Bei der Auswahl der privaten Krankenversicherung (PKV) sollte man aber auf einige Details achten. Es gibt verschiedenste Angebote und Tarife. Achten Sie darauf, dass Sie Zusätze buchen, die tatsächlich ihren Erwartungen entsprechen und ihre individuellen Wünsche erfüllen.

Wichtige Standards einer privaten Krankenversicherung

Die Tarife in der PKV sind sehr unterschiedlich strukturiert. Neben dem einfachen „Basistarif“ (mit Leistungen, die teilweise unter dem Niveau der Krankenkassen liegen) stehen Luxustarife, die allen erdenklichen Komfort bieten. Dementsprechend variieren auch die Beiträge in ihrer Höhe.
Wer einen möglichst lebenslang ausreichenden Versicherungsschutz sucht, sollte einige Mindestanforderungen an seinen Vertrag stellen. Hierzu gehören insbesondere:

  • Die Versicherung sollte in jedem Falle Rechnungen übernehmen, die (mindestens) das 3,5-Fache der ärztlichen Gebührenordnung beinhalten. Ärzte berechnen ihren Privatpatienten nämlich häufig diesen Gebührensatz
  • Der Tarif sollte möglichst viele Hilfsmittel abdecken. Anderenfalls müssen Sie unter Umständen hohe Eigenbeiträge leisten
  • Die Versicherung sollte auch bei psychotherapeutischer Behandlung leisten – keineswegs eine Selbstverständlichkeit
  • Der Tarif sollte möglichst eine Option für eine Höherversicherung enthalten. So können Sie später den Versicherungsschutz verbessern, ohne dass sie sich einer erneuten Gesundheitsprüfung unterziehen müssen
  • Da eine Zahnbehandlung (insbesondere Zahnersatz) sehr teuer sein kann, ist hierbei eine umfangreiche Erstattung von großem Vorteil

Vorerkrankungen können Hemmschuhe sein

Viele private Krankenversicherungen schließen Vorerkrankungen in den individuellen Verträgen aus.

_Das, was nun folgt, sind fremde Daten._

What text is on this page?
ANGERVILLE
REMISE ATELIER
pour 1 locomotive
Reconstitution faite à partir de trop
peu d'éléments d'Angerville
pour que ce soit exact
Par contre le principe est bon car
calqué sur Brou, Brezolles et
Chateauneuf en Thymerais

Ein guter Tarif zeichnet sich dadurch aus, dass er solche Ausschlüsse so gering wie möglich hält. Das macht den Tarif vielleicht etwas teurer, aber dafür haben Sie die Gewissheit, nicht selbst für spätere Krankheitsfälle aufkommen zu müssen.
Bei der Gesundheitsprüfung müssen alle Vorerkrankungen sehr gewissenhaft angegeben werden. Natürlich dürfen Sie in einem solchen Fall nicht verschweigen, dass Sie möglichweise eine Krankheit hatten oder haben. Findet der Anbieter später heraus, dass eine Vorerkrankung verschwiegen wurde, kann er vom Vertrag zurücktreten. Der Kunde steht dann mit leeren Händen da.

Tarifwechsel soll möglich sein

Vor dem Abschluss einer privaten Krankenversicherung sollte man sich vergewissern, dass ein Tarifwechsel problemlos möglich ist. Manchem wird nämlich später die Versicherung vielleicht zu teuer; dann ist es eine gute Alternative, beim gleichen Anbieter in einen günstigeren Tarif zu wechseln. Für die geringeren Beiträge muss er dann punktuell auch geringere Leistungen in Kauf nehmen.

Online Vergleich nutzen

Bei der Auswahl der passenden privaten Krankenversicherung können Sie sich auch auf einen Online Vergleich für private Krankenversicherungen stützen. Rating-Agenturen veröffentlichen regelmäßig Tests von PKV-Anbietern. So können Sie die Leistungen, den Service und die Beitragsentwicklung einzelner PKV-Anbieter miteinander vergleichen.
Vor allem die Beitragsentwicklung ist dabei ein wichtiger Faktor. Keiner möchte im Alter überdurchschnittlich hohe Beiträge für seine Krankenversicherung bezahlen. Bei der Wahl des Anbieters sollten Sie darauf achten, welche Unternehmen sich in der Vergangenheit durch solide Beitragsentwicklungen ausgezeichnet haben. Auch wenn solche Testergebnisse keine Garantie für die Zukunft sind, so bieten sie doch eine wichtige Entscheidungshilfe und eine erste Orientierung in welche Richtung es gehen soll.